In every society, professions disappear in the name of progress. But the pace of change in Myanmar, where army generals introduced a form of democracy two years ago, has been compressed into months, not decades.

“The typewriting business is bad,” said Daw Nwe Sanda, who was at an outdoor shop in Yangon, where the clack-clack-clack of manual typewriters fills the air. “We still have our regular customers. But someday computers will replace all of this.”

Myanmar today feels caught between centuries. A clerk next to Ms. Nwe Sanda paused at her typewriter, picked up her smartphone and browsed Facebook.

Shiny new cars pass her stall, which sits in front of a moss-covered, five-story British colonial building that is so dilapidated that large plants grow out of cracks in the facade.

To tourists who hail from more orderly, sanitized societies, Myanmar’s street life can be charming.

On the sidewalks of Yangon, radishes are shredded, corn is steamed, coconuts are hollowed out and stalks of sugar cane are crushed into juice. Vendors sell knickknacks. On one stretch of sidewalk, they hawk teacups, used knives, Chinese-made plastic toys, two types of rat poison and a large pile of dusty, secondhand TV remote controls.

The streets are cacophonous, crowded and colorful. But the charm is lost on some here. It is more like desperation, said U Say Thu, who has made rubber stamps on a Yangon street corner for the past decade.

“No one would choose to work on the roadside,” said Mr. Say Thu, who tries to support his wife and children on an income of about $200 a month. “We would prefer to be indoors.”

It took him almost a year to master the art of hand-carving rubber stamps, which companies used for decades to give their correspondence an official imprimatur. But finding customers is getting harder, Mr. Say Thu said. He works with his back to a wall that is covered in green fungus across the street from Sule Pagoda, the golden Buddhist shrine in central Yangon.

“My profession is in danger,” he said. “It’s hard to make ends meet.”

A few blocks away is another trade that seems bound for obsolescence: the “ice water ladies” who offer to quench the thirst of customers with a block of ice that drips through a sock into a pitcher of water. Two wrinkled women compete for business by clanging metal cups together. Their main threats, convenience stores that sell bottled water, are opening across the country.
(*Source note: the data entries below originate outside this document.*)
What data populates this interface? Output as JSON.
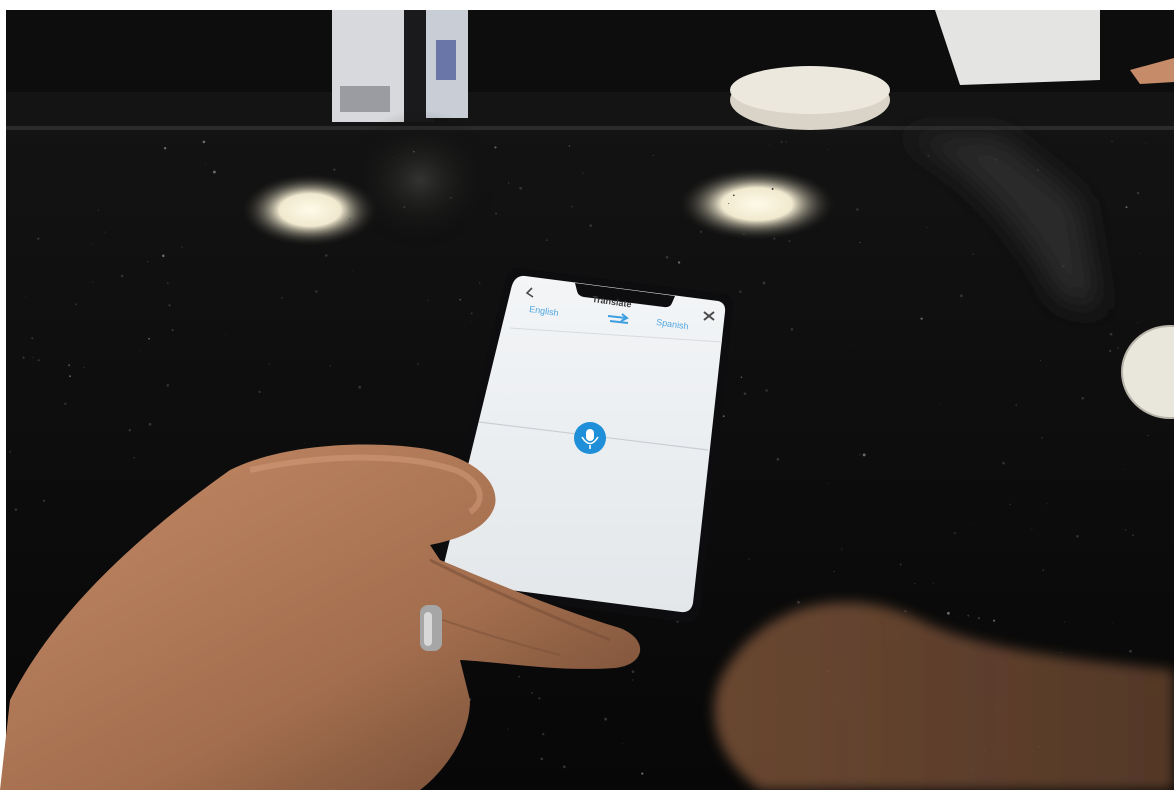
{
  "photo": {
    "subject": "hand holding smartphone on dark granite counter",
    "colors": {
      "counter": "#0b0b0c",
      "screen": "#eef1f4",
      "accent": "#1e8fd8",
      "skin": "#b9805d"
    }
  },
  "phone_screen": {
    "title": "Translate",
    "source_language": "English",
    "target_language": "Spanish",
    "swap_icon": "swap-arrows-icon",
    "close_icon": "close-icon",
    "mic_icon": "microphone-icon"
  }
}
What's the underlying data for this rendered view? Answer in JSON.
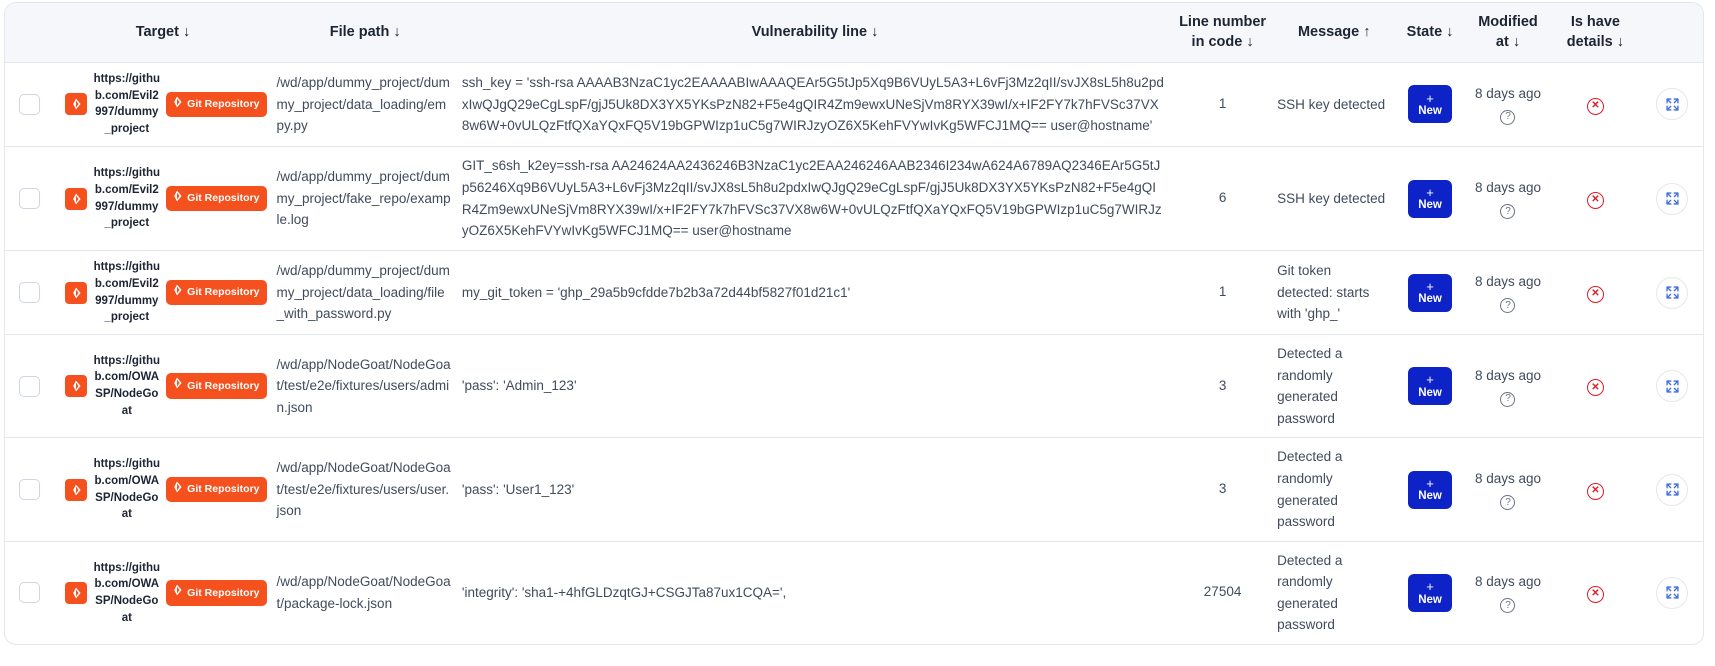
{
  "table": {
    "columns": [
      {
        "key": "checkbox",
        "label": "",
        "sort": ""
      },
      {
        "key": "target",
        "label": "Target",
        "sort": "↓"
      },
      {
        "key": "file_path",
        "label": "File path",
        "sort": "↓"
      },
      {
        "key": "vulnerability_line",
        "label": "Vulnerability line",
        "sort": "↓"
      },
      {
        "key": "line_number",
        "label": "Line number in code",
        "sort": "↓"
      },
      {
        "key": "message",
        "label": "Message",
        "sort": "↑"
      },
      {
        "key": "state",
        "label": "State",
        "sort": "↓"
      },
      {
        "key": "modified_at",
        "label": "Modified at",
        "sort": "↓"
      },
      {
        "key": "is_have_details",
        "label": "Is have details",
        "sort": "↓"
      },
      {
        "key": "expand",
        "label": "",
        "sort": ""
      }
    ],
    "badge_label": "Git Repository",
    "state_plus": "+",
    "state_label": "New",
    "help_glyph": "?",
    "details_glyph": "✕",
    "rows": [
      {
        "target_url": "https://github.com/Evil2997/dummy_project",
        "file_path": "/wd/app/dummy_project/dummy_project/data_loading/empy.py",
        "vulnerability_line": "ssh_key = 'ssh-rsa AAAAB3NzaC1yc2EAAAABIwAAAQEAr5G5tJp5Xq9B6VUyL5A3+L6vFj3Mz2qII/svJX8sL5h8u2pdxIwQJgQ29eCgLspF/gjJ5Uk8DX3YX5YKsPzN82+F5e4gQIR4Zm9ewxUNeSjVm8RYX39wI/x+IF2FY7k7hFVSc37VX8w6W+0vULQzFtfQXaYQxFQ5V19bGPWIzp1uC5g7WIRJzyOZ6X5KehFVYwIvKg5WFCJ1MQ== user@hostname'",
        "line_number": "1",
        "message": "SSH key detected",
        "state": "New",
        "modified_at": "8 days ago"
      },
      {
        "target_url": "https://github.com/Evil2997/dummy_project",
        "file_path": "/wd/app/dummy_project/dummy_project/fake_repo/example.log",
        "vulnerability_line": "GIT_s6sh_k2ey=ssh-rsa AA24624AA2436246B3NzaC1yc2EAA246246AAB2346I234wA624A6789AQ2346EAr5G5tJp56246Xq9B6VUyL5A3+L6vFj3Mz2qII/svJX8sL5h8u2pdxIwQJgQ29eCgLspF/gjJ5Uk8DX3YX5YKsPzN82+F5e4gQIR4Zm9ewxUNeSjVm8RYX39wI/x+IF2FY7k7hFVSc37VX8w6W+0vULQzFtfQXaYQxFQ5V19bGPWIzp1uC5g7WIRJzyOZ6X5KehFVYwIvKg5WFCJ1MQ== user@hostname",
        "line_number": "6",
        "message": "SSH key detected",
        "state": "New",
        "modified_at": "8 days ago"
      },
      {
        "target_url": "https://github.com/Evil2997/dummy_project",
        "file_path": "/wd/app/dummy_project/dummy_project/data_loading/file_with_password.py",
        "vulnerability_line": "my_git_token = 'ghp_29a5b9cfdde7b2b3a72d44bf5827f01d21c1'",
        "line_number": "1",
        "message": "Git token detected: starts with 'ghp_'",
        "state": "New",
        "modified_at": "8 days ago"
      },
      {
        "target_url": "https://github.com/OWASP/NodeGoat",
        "file_path": "/wd/app/NodeGoat/NodeGoat/test/e2e/fixtures/users/admin.json",
        "vulnerability_line": "'pass': 'Admin_123'",
        "line_number": "3",
        "message": "Detected a randomly generated password",
        "state": "New",
        "modified_at": "8 days ago"
      },
      {
        "target_url": "https://github.com/OWASP/NodeGoat",
        "file_path": "/wd/app/NodeGoat/NodeGoat/test/e2e/fixtures/users/user.json",
        "vulnerability_line": "'pass': 'User1_123'",
        "line_number": "3",
        "message": "Detected a randomly generated password",
        "state": "New",
        "modified_at": "8 days ago"
      },
      {
        "target_url": "https://github.com/OWASP/NodeGoat",
        "file_path": "/wd/app/NodeGoat/NodeGoat/package-lock.json",
        "vulnerability_line": "'integrity': 'sha1-+4hfGLDzqtGJ+CSGJTa87ux1CQA=',",
        "line_number": "27504",
        "message": "Detected a randomly generated password",
        "state": "New",
        "modified_at": "8 days ago"
      }
    ]
  },
  "colors": {
    "brand_orange": "#f4511e",
    "state_blue": "#0d23c8",
    "danger_red": "#e01b24",
    "header_bg": "#f5f7fb",
    "border": "#e3e8ef"
  }
}
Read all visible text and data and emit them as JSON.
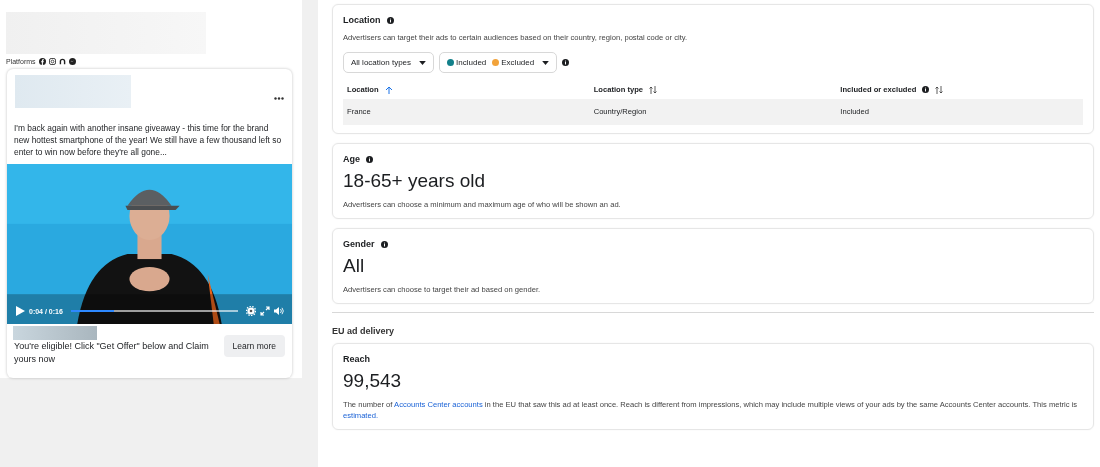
{
  "ad_preview": {
    "platforms_label": "Platforms",
    "body": "I'm back again with another insane giveaway - this time for the brand new hottest smartphone of the year! We still have a few thousand left so enter to win now before they're all gone...",
    "video": {
      "kind": "picture",
      "time": "0:04 / 0:16",
      "level": 0.26
    },
    "cta_text": "You're eligible! Click \"Get Offer\" below and Claim yours now",
    "cta_button": "Learn more"
  },
  "location": {
    "title": "Location",
    "description": "Advertisers can target their ads to certain audiences based on their country, region, postal code or city.",
    "type_filter": "All location types",
    "status_filter": [
      {
        "label": "Included",
        "color": "#12808a"
      },
      {
        "label": "Excluded",
        "color": "#f2a33a"
      }
    ],
    "columns": [
      {
        "label": "Location",
        "sorted": true,
        "info": false
      },
      {
        "label": "Location type",
        "sorted": false,
        "info": false
      },
      {
        "label": "Included or excluded",
        "sorted": false,
        "info": true
      }
    ],
    "rows": [
      [
        "France",
        "Country/Region",
        "Included"
      ]
    ]
  },
  "age": {
    "title": "Age",
    "value": "18-65+ years old",
    "description": "Advertisers can choose a minimum and maximum age of who will be shown an ad."
  },
  "gender": {
    "title": "Gender",
    "value": "All",
    "description": "Advertisers can choose to target their ad based on gender."
  },
  "eu_heading": "EU ad delivery",
  "reach": {
    "title": "Reach",
    "value": "99,543",
    "description": [
      {
        "text": "The number of ",
        "link": false
      },
      {
        "text": "Accounts Center accounts",
        "link": true
      },
      {
        "text": " in the EU that saw this ad at least once. Reach is different from impressions, which may include multiple views of your ads by the same Accounts Center accounts. This metric is ",
        "link": false
      },
      {
        "text": "estimated.",
        "link": true
      }
    ]
  }
}
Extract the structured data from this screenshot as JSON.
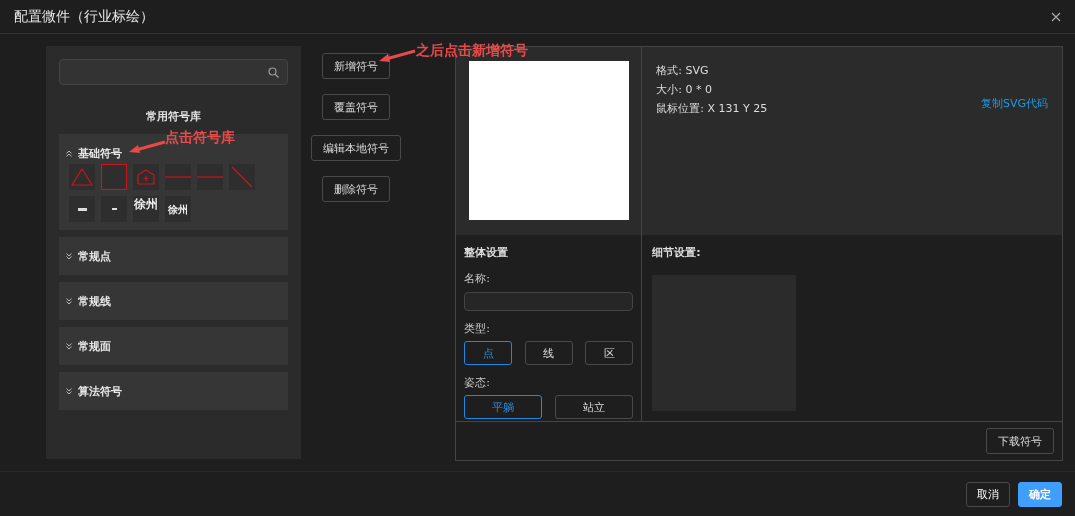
{
  "dialog": {
    "title": "配置微件（行业标绘）"
  },
  "library": {
    "title": "常用符号库",
    "groups": [
      {
        "label": "基础符号",
        "expanded": true,
        "symbols": [
          {
            "kind": "triangle"
          },
          {
            "kind": "square"
          },
          {
            "kind": "house"
          },
          {
            "kind": "line"
          },
          {
            "kind": "line"
          },
          {
            "kind": "diagonal"
          },
          {
            "kind": "tiny"
          },
          {
            "kind": "dash"
          },
          {
            "kind": "big-text",
            "text": "徐州"
          },
          {
            "kind": "small-text",
            "text": "徐州"
          }
        ]
      },
      {
        "label": "常规点",
        "expanded": false
      },
      {
        "label": "常规线",
        "expanded": false
      },
      {
        "label": "常规面",
        "expanded": false
      },
      {
        "label": "算法符号",
        "expanded": false
      }
    ]
  },
  "actions": [
    "新增符号",
    "覆盖符号",
    "编辑本地符号",
    "删除符号"
  ],
  "preview": {
    "info": [
      "格式: SVG",
      "大小: 0 * 0",
      "鼠标位置: X 131 Y 25"
    ],
    "copy_link": "复制SVG代码"
  },
  "settings": {
    "title": "整体设置",
    "name_label": "名称:",
    "type_label": "类型:",
    "types": [
      {
        "label": "点",
        "selected": true
      },
      {
        "label": "线",
        "selected": false
      },
      {
        "label": "区",
        "selected": false
      }
    ],
    "pose_label": "姿态:",
    "poses": [
      {
        "label": "平躺",
        "selected": true
      },
      {
        "label": "站立",
        "selected": false
      }
    ]
  },
  "detail": {
    "title": "细节设置:"
  },
  "download": "下载符号",
  "footer": {
    "buttons": [
      {
        "label": "取消",
        "kind": "default"
      },
      {
        "label": "确定",
        "kind": "primary"
      }
    ]
  },
  "annotations": [
    {
      "text": "之后点击新增符号"
    },
    {
      "text": "点击符号库"
    }
  ]
}
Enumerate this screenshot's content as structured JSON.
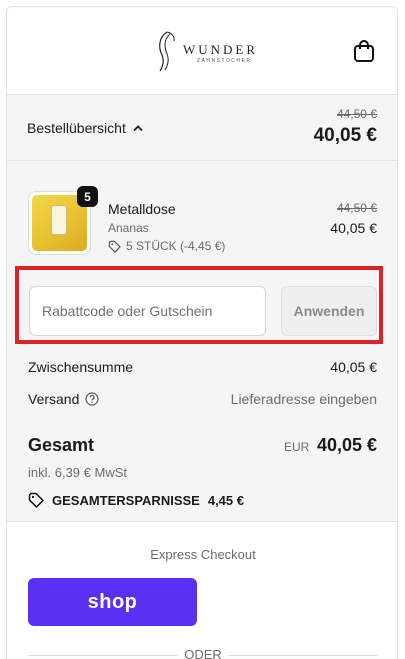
{
  "header": {
    "logo_text": "WUNDER",
    "logo_subtext": "ZAHNSTOCHER",
    "cart_icon": "shopping-bag-icon"
  },
  "summary": {
    "toggle_label": "Bestellübersicht",
    "toggle_icon": "chevron-up-icon",
    "original_total": "44,50 €",
    "total": "40,05 €"
  },
  "product": {
    "quantity": "5",
    "name": "Metalldose",
    "variant": "Ananas",
    "discount": "5 STÜCK (-4,45 €)",
    "original_price": "44,50 €",
    "price": "40,05 €"
  },
  "coupon": {
    "placeholder": "Rabattcode oder Gutschein",
    "apply_label": "Anwenden",
    "highlight_color": "#d9252a"
  },
  "totals": {
    "subtotal_label": "Zwischensumme",
    "subtotal_value": "40,05 €",
    "shipping_label": "Versand",
    "shipping_value": "Lieferadresse eingeben",
    "total_label": "Gesamt",
    "currency": "EUR",
    "total_value": "40,05 €",
    "tax_note": "inkl. 6,39 € MwSt",
    "savings_label": "GESAMTERSPARNISSE",
    "savings_value": "4,45 €"
  },
  "express": {
    "title": "Express Checkout",
    "shop_label": "shop",
    "shop_color": "#5a31f4",
    "divider_text": "ODER"
  }
}
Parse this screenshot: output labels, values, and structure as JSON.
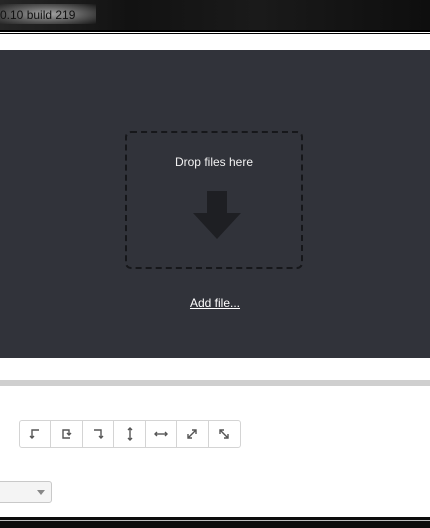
{
  "window": {
    "title": "0.10 build 219"
  },
  "dropzone": {
    "drop_text": "Drop files here",
    "add_file_label": "Add file..."
  },
  "toolbar": {
    "tools": [
      {
        "name": "rotate-left-icon"
      },
      {
        "name": "rotate-back-icon"
      },
      {
        "name": "rotate-right-icon"
      },
      {
        "name": "flip-vertical-icon"
      },
      {
        "name": "flip-horizontal-icon"
      },
      {
        "name": "expand-diagonal-icon"
      },
      {
        "name": "shrink-diagonal-icon"
      }
    ]
  },
  "select": {
    "value": ""
  },
  "colors": {
    "dropzone_bg": "#31333a",
    "text_light": "#f2f2f2",
    "separator": "#cfcfcf"
  }
}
Life in Yangon is moving indoors. Investors paved over a huge cemetery a few years ago and built Junction Square, a giant shopping mall.

Office buildings and hotels are under construction across the city. Air-conditioned supermarkets carry delicacies like Roquefort cheese from France and apples from the United States.

Once a relatively scarce luxury, air-conditioning is everywhere now, in the form of newly imported cars. After decades when buying a car was beyond the reach of all but the wealthy, the government has allowed a flood of imports.

A significant portion of Yangon’s population now spends lots of time shielded from the tropical heat — in traffic jams.

The new cars replaced what populated Myanmar’s streets before the country opened up: decades-old Japanese-made cars held together by the ingenuity of mechanics who welded their own spare parts, and used needles and thread to repair torn engine hoses.

But those resourceful mechanics can barely contain their bafflement as they stare under the hoods of the new cars, in which microprocessors control everything.

“It’s a big problem,” said U Zaw Ye Win, who last year helped open Engine Doctor Engineering, a company that trains old mechanics in the ways of modern autos. Four decades of advances in automotive technology have cascaded into the country over the past two years. Myanmar’s mechanics, like grease-monkey Rip Van Winkles, are trying to grasp the finer points of computer diagnostics.

Mr. Zaw Ye Win, who was trained to be a mechanical engineer, is a good example. He spent 12 years as a political prisoner for defying the military junta and was released during an amnesty in 2011. When he emerged from jail, he had never sent an email, owned a mobile phone or used a web browser, let alone Google. He has quickly caught up.

“Many mechanics don’t know how to use a laptop,” he said. “We explain it slowly.”